LONDON- Global securities watchdog IOSCO shot back at criticism from the Bank of England that it had failed to spell out how funds should meet calls from investors for their money back, in a rare pubic spat among regulators.

The BoE criticism followed the suspension of a high-profile retail equity fund managed by Woodford Investment Management in June after it was unable to meet redemption calls, trapping thousands of investors.

In a statement, IOSCO said its recommendations in 2018 provide a comprehensive framework for regulators to deal with liquidity risks in investment funds and that it was up to national regulators to implement them.

The Madrid-based umbrella body for securities regulators said it would reassess in 2020 how those recommendations were implemented in practice.

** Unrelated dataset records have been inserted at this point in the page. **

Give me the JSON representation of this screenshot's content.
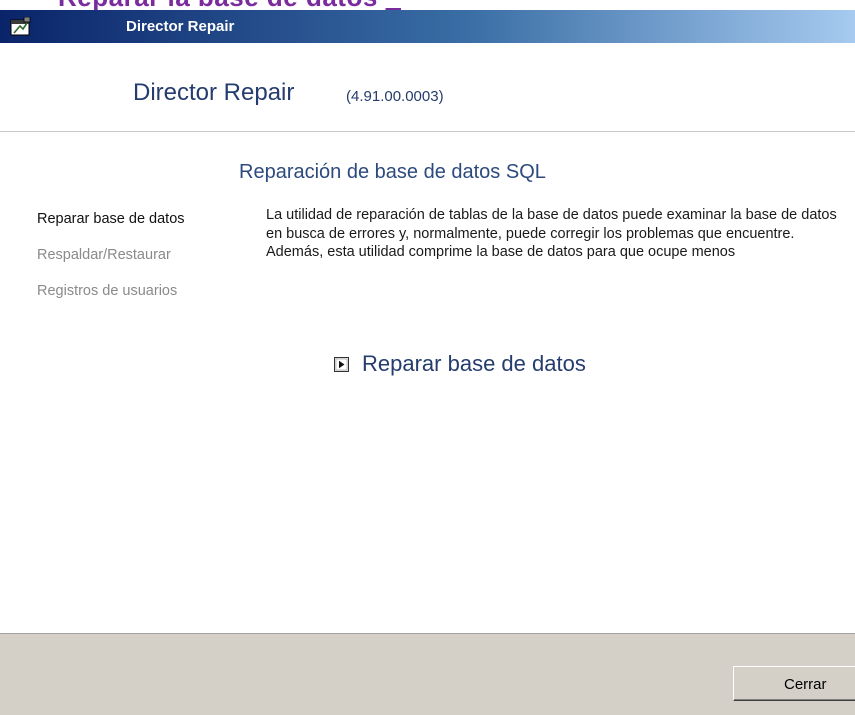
{
  "top_strip": {
    "cropped_heading": "Reparar la base de datos"
  },
  "window": {
    "title": "Director Repair"
  },
  "header": {
    "app_name": "Director Repair",
    "version": "(4.91.00.0003)"
  },
  "section": {
    "title": "Reparación de base de datos SQL"
  },
  "sidebar": {
    "items": [
      {
        "label": "Reparar base de datos",
        "state": "active"
      },
      {
        "label": "Respaldar/Restaurar",
        "state": "inactive"
      },
      {
        "label": "Registros de usuarios",
        "state": "inactive"
      }
    ]
  },
  "main": {
    "description": "La utilidad de reparación de tablas de la base de datos puede examinar la base de datos en busca de errores y, normalmente, puede corregir los problemas que encuentre.  Además, esta utilidad comprime la base de datos para que ocupe menos",
    "action_label": "Reparar base de datos",
    "action_icon": "arrow-right-box-icon"
  },
  "footer": {
    "close_label": "Cerrar"
  },
  "colors": {
    "titlebar_start": "#0a246a",
    "titlebar_end": "#a6caf0",
    "heading_text": "#253c6e",
    "cropped_heading": "#7a2c9e",
    "footer_bg": "#d4d0c8"
  }
}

The riposte from IOSCO is the latest standoff between securities regulators and central banks over how to regulate funds which have grown in size since the financial crisis.

IOSCO torpedoed an attempt in 2015 by the global Financial Stability Board, then chaired by BoE governor Mark Carney, to tighten supervision of funds based on their size.

The BoE had no comment on IOSCO's statement.

The Bank's Financial Policy Committee said last week that IOSCO had not detailed properly how funds' assets and investment strategies should be consistent with their redemption terms in what it called a global issue.

The BoE said that it and Britain's Financial Conduct Authority (FCA) - which is investigating events around the Woodford suspension - would therefore conduct their own work to this end. 

Carney has said that open ended funds are "built on a lie" of promising daily redemptions when some of the assets they hold could not be sold quickly to raise the cash.

IOSCO, whose members include the FCA and the U.S. Securities and Exchange Commission, said it would be "impractical to pursue, as some have suggested, a global 'one size fits all' prescriptive approach".